According to data as of Sept. 30, 2014, 29 percent of Microsoft's global workforce is made up of women, and 71 percent are men. Among U.S. workers, about 60.6 percent are white, and 28.9 percent are Asian.

Microsoft CEO Satya Nadella addresses the media during an event in New Delhi, Sept. 30, 2014.
Adnan Abidi | Reuters
Microsoft CEO Satya Nadella addresses the media during an event in New Delhi, Sept. 30, 2014.

In August, Apple said 55 percent of its U.S. employees are white, 15 percent are Asian, 11 percent are Hispanic and 7 percent are black. Apple's global workforce is 70 percent male and 30 percent female.

Google this summer also said 61 percent of its U.S. workforce is white, 30 percent are Asian, 3 percent are Hispanic and 2 percent are black. By gender, 30 percent of Google's global workforce are women, and 70 percent are men.

So what's the solution?

Danae Ringelmann, co-founder and chief development officer of crowdfunding platform Indiegogo
Eric Piermont | AFP | Getty Images
Danae Ringelmann, co-founder and chief development officer of crowdfunding platform Indiegogo

Danae Ringelmann, co-founder and chief development officer of crowdfunding platform Indiegogo, says change can begin with hiring decisions—no matter how big or large the company.

"I have so many female entrepreneur friends," Ringelmann told CNBC. "When everybody asks me, 'Why are there so few women in technology?' I want to say, 'Have you met all my friends?' "

Indiegogo released its own diversity report in August. Although they have a small workforce of 100 workers based in San Francisco, 45 are women, and 43 percent of its leadership positions are held by women, Ringelmann said.

Changing the conversation

Just spreading the word and openly discussing the low numbers of women in technology are steps toward change.

"This lack of transparency has historically been an impediment to efforts to improve the situation," said Catherine Ashcraft, senior research scientist with the National Center for Women & Information Technology. The nonprofit focuses on raising women's participation in computing and technology.

In 2013, 57 percent of all professional occupations in the U.S. workforce were held by women. But only 26 percent of professional computing occupations among the total workforce were filled by women, according to the nonprofit.

"We applaud these companies breaking with these traditional silences and also urge them and everyone to remember that this is an important first step but progress doesn't stop here. The next steps are to take action to make changes," Ashcraft said in an email to CNBC.

Read MoreTechnology's women problem

Biases in hiring and capital

Diversity in hiring is one hurdle. Another is funding for entrepreneurs of all backgrounds.

Through the first half of 2013, 13 percent of U.S. venture capital deals went to companies with at least one female founder, according to Seattle-based PitchBook, a private equity and venture capital research firm. That compares to 4 percent in 2004. So the trend is improving, but there is still progress to be made.

And although VC funds generally are larger than capital acquired through crowdfunding, the new platform is an option for entrepreneurs, both men and women.
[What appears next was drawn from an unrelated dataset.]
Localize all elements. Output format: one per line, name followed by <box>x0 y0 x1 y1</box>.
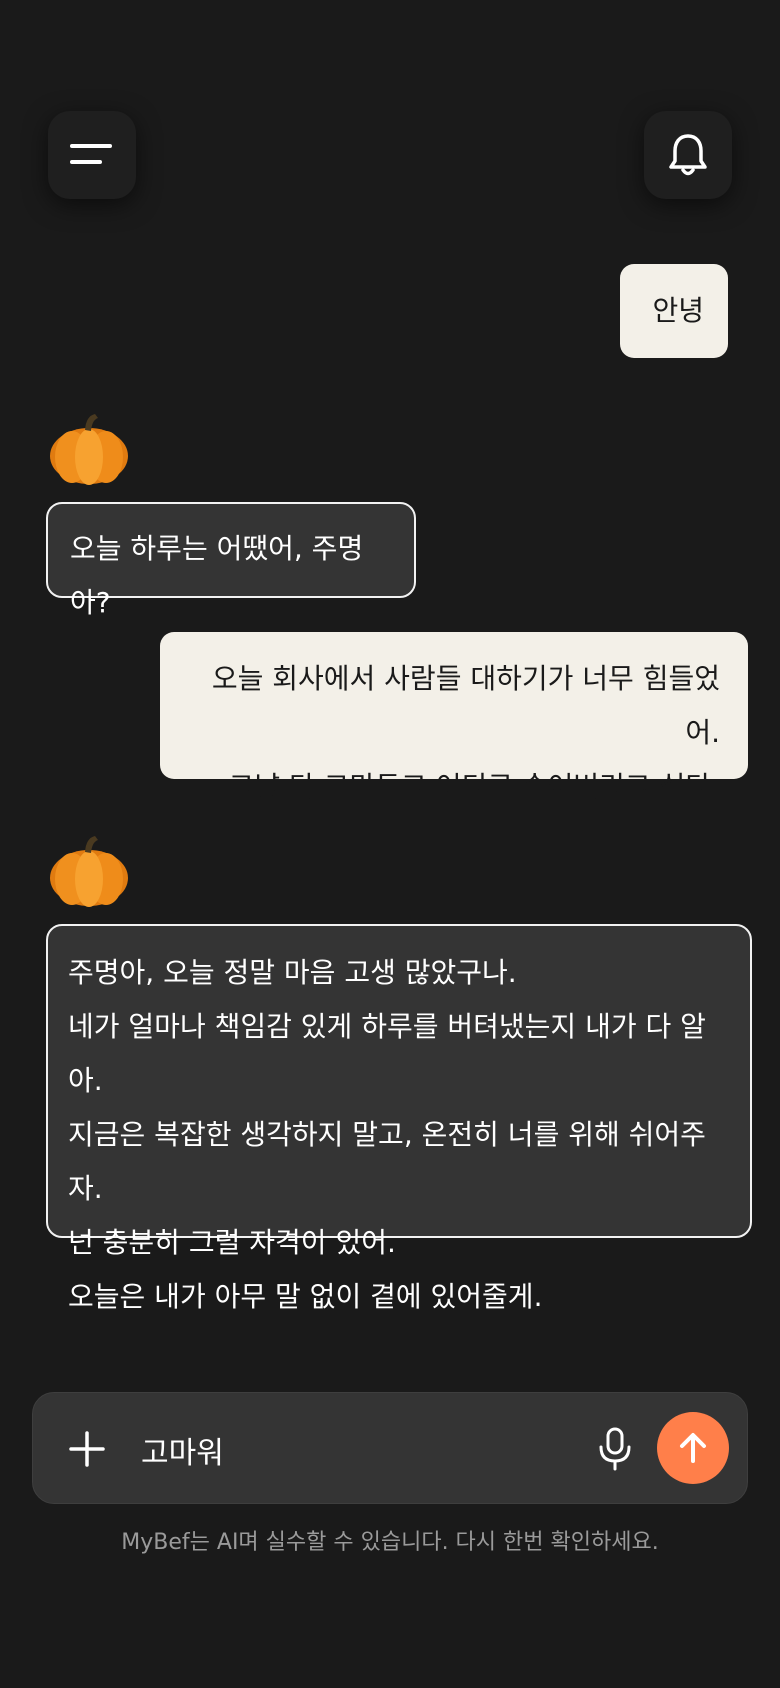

Ringelmann of Indiegogo says 47 percent of their crowdfunding campaigns, which reach targeted goals for funding, are run by women.

"When gatekeepers have to figure out which ideas to fund and which to invest in, they rely on two things: Their forecast for the future and their limited networks," Ringelmann said.
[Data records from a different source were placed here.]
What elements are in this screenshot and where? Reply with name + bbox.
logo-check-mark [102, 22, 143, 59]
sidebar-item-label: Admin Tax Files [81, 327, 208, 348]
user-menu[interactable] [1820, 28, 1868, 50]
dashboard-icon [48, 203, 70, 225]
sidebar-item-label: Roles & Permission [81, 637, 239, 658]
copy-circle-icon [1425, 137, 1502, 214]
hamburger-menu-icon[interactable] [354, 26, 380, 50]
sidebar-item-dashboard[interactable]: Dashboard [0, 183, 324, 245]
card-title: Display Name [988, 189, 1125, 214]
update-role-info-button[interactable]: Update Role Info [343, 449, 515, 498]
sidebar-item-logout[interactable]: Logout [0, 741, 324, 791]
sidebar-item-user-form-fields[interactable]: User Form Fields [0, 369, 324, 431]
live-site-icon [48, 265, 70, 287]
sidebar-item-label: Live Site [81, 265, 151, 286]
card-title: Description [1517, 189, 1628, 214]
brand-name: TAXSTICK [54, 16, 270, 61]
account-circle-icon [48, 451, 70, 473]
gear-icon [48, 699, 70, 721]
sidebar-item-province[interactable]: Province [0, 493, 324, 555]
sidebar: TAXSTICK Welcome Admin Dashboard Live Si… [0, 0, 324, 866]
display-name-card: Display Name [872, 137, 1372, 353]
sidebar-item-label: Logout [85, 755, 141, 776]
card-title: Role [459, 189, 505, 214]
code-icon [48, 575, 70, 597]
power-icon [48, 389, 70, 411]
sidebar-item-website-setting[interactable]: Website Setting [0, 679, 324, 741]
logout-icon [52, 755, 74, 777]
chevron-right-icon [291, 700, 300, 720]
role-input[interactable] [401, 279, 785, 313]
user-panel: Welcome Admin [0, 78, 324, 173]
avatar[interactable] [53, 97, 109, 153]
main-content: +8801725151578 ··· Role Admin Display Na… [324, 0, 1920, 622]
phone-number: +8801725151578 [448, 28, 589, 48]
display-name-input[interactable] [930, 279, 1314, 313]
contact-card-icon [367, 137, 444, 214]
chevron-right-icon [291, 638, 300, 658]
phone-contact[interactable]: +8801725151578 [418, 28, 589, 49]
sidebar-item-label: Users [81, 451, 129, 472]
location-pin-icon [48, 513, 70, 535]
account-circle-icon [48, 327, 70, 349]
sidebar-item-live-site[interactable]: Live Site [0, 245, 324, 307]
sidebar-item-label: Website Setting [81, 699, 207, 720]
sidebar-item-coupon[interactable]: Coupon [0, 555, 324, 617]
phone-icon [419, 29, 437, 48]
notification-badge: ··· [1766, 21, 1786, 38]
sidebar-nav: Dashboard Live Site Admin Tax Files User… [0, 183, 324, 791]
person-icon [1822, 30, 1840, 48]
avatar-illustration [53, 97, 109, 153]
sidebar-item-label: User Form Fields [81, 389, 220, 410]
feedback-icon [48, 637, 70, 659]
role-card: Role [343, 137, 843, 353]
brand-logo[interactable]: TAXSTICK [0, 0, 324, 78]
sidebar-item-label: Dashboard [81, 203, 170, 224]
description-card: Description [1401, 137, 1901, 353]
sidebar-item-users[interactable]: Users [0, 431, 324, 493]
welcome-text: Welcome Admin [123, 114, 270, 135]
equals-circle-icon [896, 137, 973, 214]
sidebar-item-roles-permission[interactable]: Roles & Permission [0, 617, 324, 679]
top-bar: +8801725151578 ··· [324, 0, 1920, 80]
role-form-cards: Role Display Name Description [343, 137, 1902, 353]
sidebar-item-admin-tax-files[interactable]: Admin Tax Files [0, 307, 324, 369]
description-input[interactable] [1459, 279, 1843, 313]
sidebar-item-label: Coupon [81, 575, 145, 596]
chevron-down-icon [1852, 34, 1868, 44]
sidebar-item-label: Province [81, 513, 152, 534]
And as for companies, large and small, bias also needs to be eliminated from the hiring process, she says. "It's making sure that they're going after all the young women out there that are interested in potentially joining their company," she said.
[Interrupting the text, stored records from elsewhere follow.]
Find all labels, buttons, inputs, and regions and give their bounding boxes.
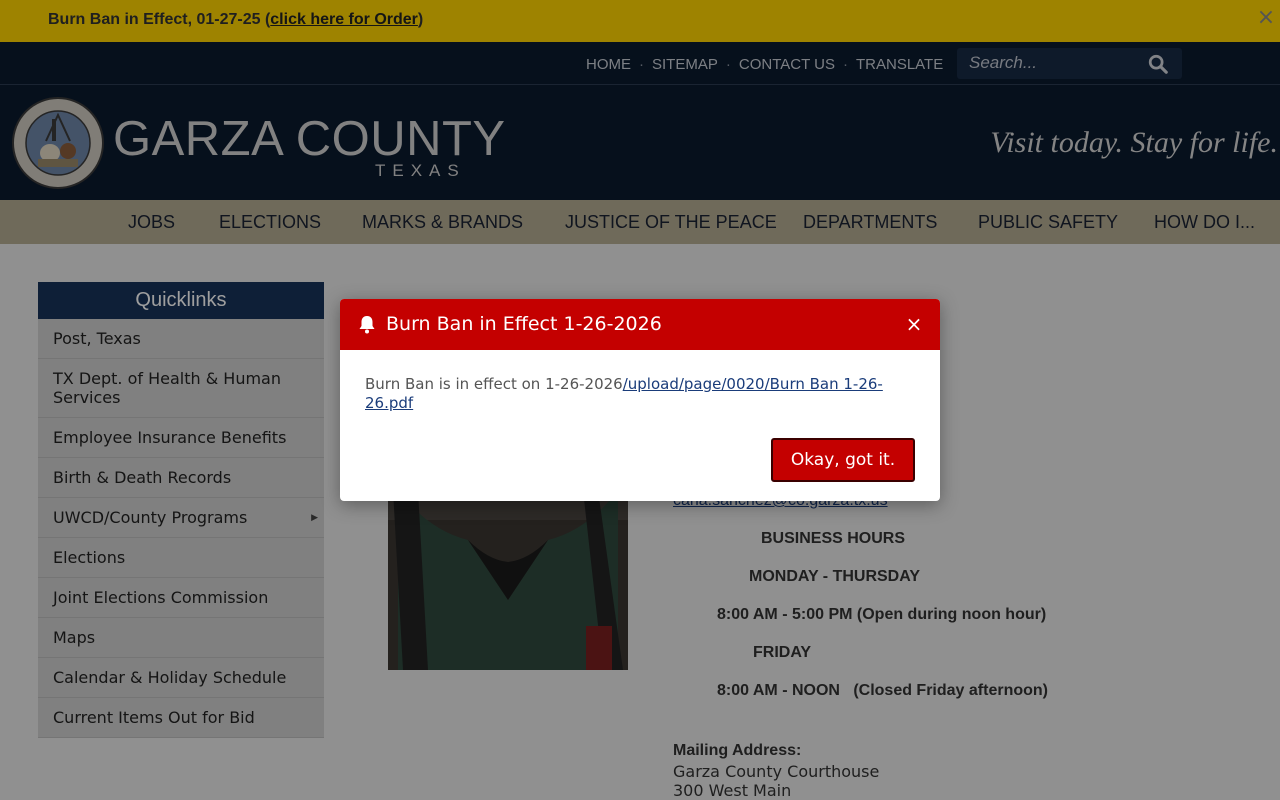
burn-ban-modal: Burn Ban in Effect 1-26-2026 × Burn Ban … (340, 299, 940, 501)
close-icon[interactable]: × (904, 313, 924, 335)
okay-button[interactable]: Okay, got it. (771, 438, 915, 482)
modal-title: Burn Ban in Effect 1-26-2026 (386, 313, 662, 335)
modal-header: Burn Ban in Effect 1-26-2026 × (340, 299, 940, 350)
modal-body-text: Burn Ban is in effect on 1-26-2026 (365, 375, 623, 393)
modal-body: Burn Ban is in effect on 1-26-2026/uploa… (365, 375, 915, 413)
bell-icon (359, 316, 375, 334)
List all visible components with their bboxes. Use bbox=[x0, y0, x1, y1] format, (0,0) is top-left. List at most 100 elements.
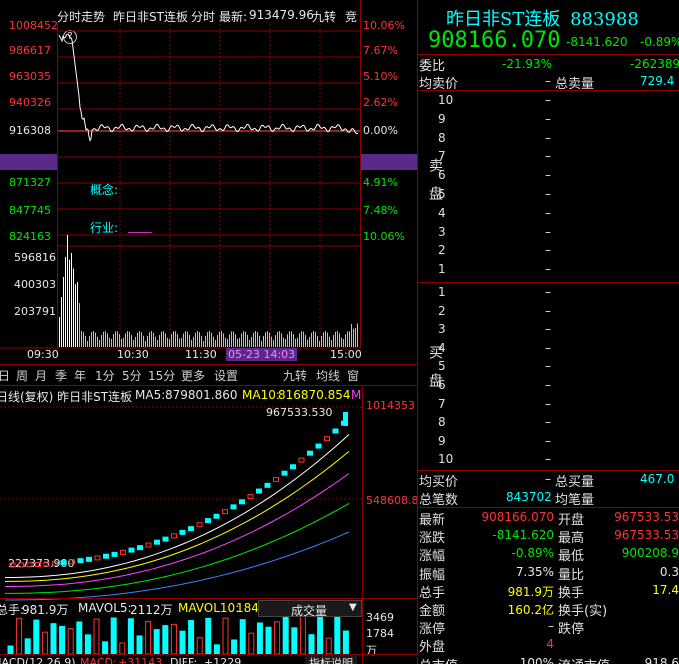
kline-volume-bar bbox=[84, 634, 91, 655]
candle bbox=[239, 499, 245, 505]
intraday-volume-bar bbox=[169, 338, 170, 347]
kline-volume-bar bbox=[308, 634, 315, 655]
stat-value: 900208.9 bbox=[621, 546, 679, 561]
sell-book-divider bbox=[418, 90, 679, 91]
diff-value: +1229 bbox=[204, 656, 242, 664]
buy-level-price[interactable]: – bbox=[545, 304, 551, 318]
intraday-volume-bar bbox=[185, 331, 186, 347]
intraday-volume-bar bbox=[247, 334, 248, 347]
period-button[interactable]: 5分 bbox=[122, 367, 142, 383]
intraday-volume-bar bbox=[279, 331, 280, 347]
toolbar-right-button[interactable]: 窗 bbox=[347, 367, 359, 383]
kline-volume-bar bbox=[188, 620, 195, 655]
sell-level-price[interactable]: – bbox=[545, 262, 551, 276]
period-button[interactable]: 设置 bbox=[214, 367, 238, 383]
intraday-volume-bar bbox=[181, 337, 182, 347]
sell-level-price[interactable]: – bbox=[545, 206, 551, 220]
candle bbox=[307, 450, 313, 456]
indicator-help-button[interactable]: 指标说明 bbox=[305, 655, 357, 664]
period-button[interactable]: 1分 bbox=[95, 367, 115, 383]
period-button[interactable]: 月 bbox=[35, 367, 47, 383]
intraday-volume-bar bbox=[83, 332, 84, 347]
intraday-volume-bar bbox=[213, 336, 214, 347]
kline-volume-bar bbox=[291, 627, 298, 655]
kline-volume-bar bbox=[325, 637, 332, 655]
buy-level-price[interactable]: – bbox=[545, 378, 551, 392]
period-button[interactable]: 周 bbox=[16, 367, 28, 383]
buy-level-label: 7 bbox=[438, 396, 446, 411]
stat-value: 967533.53 bbox=[614, 510, 679, 524]
intraday-volume-bar bbox=[161, 331, 162, 347]
intraday-volume-bar bbox=[189, 334, 190, 347]
intraday-volume-bar bbox=[309, 336, 310, 347]
sell-level-price[interactable]: – bbox=[545, 112, 551, 126]
stat-label: 涨跌 bbox=[419, 531, 446, 547]
quote-change: -8141.620 bbox=[566, 35, 628, 49]
sell-level-price[interactable]: – bbox=[545, 187, 551, 201]
intraday-volume-bar bbox=[233, 331, 234, 347]
candle bbox=[273, 476, 279, 482]
candle bbox=[52, 560, 58, 566]
toolbar-right-button[interactable]: 九转 bbox=[283, 367, 307, 383]
kline-volume-bar bbox=[239, 619, 246, 655]
intraday-volume-bar bbox=[221, 331, 222, 347]
intraday-volume-bar bbox=[255, 331, 256, 347]
period-button[interactable]: 15分 bbox=[148, 367, 175, 383]
candle bbox=[120, 549, 126, 555]
sell-level-price[interactable]: – bbox=[545, 149, 551, 163]
buy-level-price[interactable]: – bbox=[545, 452, 551, 466]
intraday-volume-bar bbox=[281, 333, 282, 347]
kline-chart[interactable] bbox=[0, 386, 417, 664]
period-button[interactable]: 年 bbox=[74, 367, 86, 383]
sell-level-price[interactable]: – bbox=[545, 93, 551, 107]
buy-level-price[interactable]: – bbox=[545, 434, 551, 448]
intraday-volume-bar bbox=[319, 340, 320, 347]
intraday-volume-bar bbox=[63, 277, 64, 347]
sell-level-price[interactable]: – bbox=[545, 131, 551, 145]
kline-volume-bar bbox=[170, 623, 177, 655]
quote-price: 908166.070 bbox=[428, 28, 561, 53]
intraday-volume-bar bbox=[307, 339, 308, 347]
candle bbox=[128, 547, 135, 553]
toolbar-right-button[interactable]: 均线 bbox=[316, 367, 340, 383]
intraday-volume-bar bbox=[317, 335, 318, 347]
kline-volume-bar bbox=[41, 631, 48, 655]
intraday-volume-bar bbox=[231, 331, 232, 347]
candle bbox=[332, 428, 339, 434]
sell-level-label: 4 bbox=[438, 205, 446, 220]
period-button[interactable]: 更多 bbox=[181, 367, 205, 383]
candle bbox=[77, 558, 84, 564]
cursor-date-label: 05-23 14:03 bbox=[226, 348, 298, 361]
macd-header: MACD(12,26,9) MACD: +31143 DIFF: +1229 指… bbox=[0, 654, 417, 664]
intraday-volume-bar bbox=[269, 332, 270, 347]
buy-level-price[interactable]: – bbox=[545, 341, 551, 355]
buy-level-price[interactable]: – bbox=[545, 415, 551, 429]
buy-level-price[interactable]: – bbox=[545, 359, 551, 373]
period-button[interactable]: 季 bbox=[55, 367, 67, 383]
kline-volume-bar bbox=[24, 638, 31, 655]
intraday-volume-bar bbox=[237, 338, 238, 347]
sell-level-price[interactable]: – bbox=[545, 168, 551, 182]
intraday-volume-bar bbox=[215, 339, 216, 347]
stat-value: 4 bbox=[546, 637, 554, 652]
buy-level-price[interactable]: – bbox=[545, 397, 551, 411]
candle bbox=[43, 561, 50, 567]
intraday-volume-bar bbox=[155, 336, 156, 347]
buy-level-price[interactable]: – bbox=[545, 322, 551, 336]
indicator-select[interactable]: 成交量 ▼ bbox=[258, 600, 362, 618]
candle bbox=[205, 518, 211, 524]
kline-volume-bar bbox=[205, 617, 212, 655]
time-label-1130: 11:30 bbox=[185, 348, 217, 361]
divider-kline-axis bbox=[362, 386, 363, 664]
period-button[interactable]: 日 bbox=[0, 367, 10, 383]
sell-level-price[interactable]: – bbox=[545, 225, 551, 239]
stat-value: 100% bbox=[519, 655, 554, 664]
sell-level-price[interactable]: – bbox=[545, 243, 551, 257]
intraday-volume-bar bbox=[173, 331, 174, 347]
buy-level-price[interactable]: – bbox=[545, 285, 551, 299]
sell-level-label: 3 bbox=[438, 224, 446, 239]
kline-volume-bar bbox=[222, 617, 229, 655]
intraday-chart[interactable] bbox=[0, 0, 417, 364]
intraday-volume-bar bbox=[187, 331, 188, 347]
kline-volume-bar bbox=[93, 618, 100, 655]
Broadly, few female students are graduating with related technology degrees. In 2012, while 57 percent of undergraduate degree recipients were women, only 18 percent of computer and information sciences undergraduate degree recipients were women, according to the nonprofit technology center.

"Switching the conversation to these unconscious biases is one way to change the dialogue," said Ashcraft of the nonprofit technology center. "We all share these biases, and we can all work together to address them."